Sentence type: Primarily simple sentences (typically > 55% simple sentences).

Sentence length: Short to medium sentences (typically <13 average words per sentence).

Subordination: Very low use of subordinate clauses (typically <30% of sentences have subordinate clauses).
The text shows a mix of simple and more complex sentences, introducing some variety in structure without being overly demanding. If the text is not slightly complex, then consider if it is moderately complex based on the following ranges:

Sentence type: Balanced mix of sentence types (typically between 40 to 55% simple sentences).

Sentence length: Medium length sentences (typically between 13 to 17 average words per sentence).

Subordination: Moderate use of subordinate clauses (typically 30 to 50% of sentences have subordinate clauses).
The text features more elaborate sentences with multiple clauses and ideas, requiring more effort from the reader to parse. Consider if a text is very complex based on the following rates:

Sentence type: Most sentences are complex (<40% of sentences are simple sentences).

Sentence length: Longer sentences (typically between 17 to 22 average words per sentence).

Subordination: High use of subordinate clauses (typically >50% of sentences have subordinate clauses).

Multiple subordination: >8% of sentences have more than one subordinate clause.
The text is dense with very long, intricate sentences and a high degree of subordination, making it exceptionally challenging for this grade level.

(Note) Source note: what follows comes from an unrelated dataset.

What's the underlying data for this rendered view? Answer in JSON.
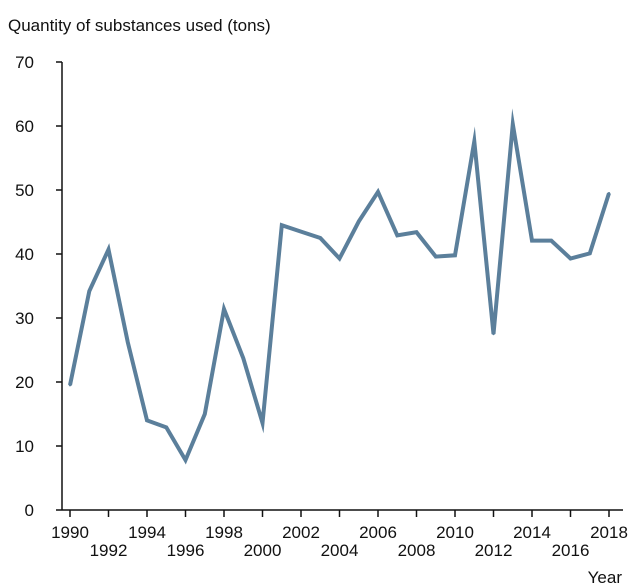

The text is likely exceedingly complex if it meets at least two of the following criteria, including at least one from the structural density group:

Structural density:

Subordination: >60% of sentences have subordinate clauses

Multiple subordination: >15% of sentences have more than one subordinate clause

Syntactic complexity: >20% of students are compound-complex

Length:

Sentence length: Very long sentence length (typically >22 average words per sentence)

High concentration of very long sentences: >15% of sentences have >=30 words

Evaluator creation

Finally, we developed the Sentence Structure Evaluator. We tested different permutations of prompts, models, and temperature settings, looking for patterns in errors, and tuning our approach. In total, we ran over 150 experiments across 4 models, more than 20 prompts, and a range of temperature settings to define this evaluator.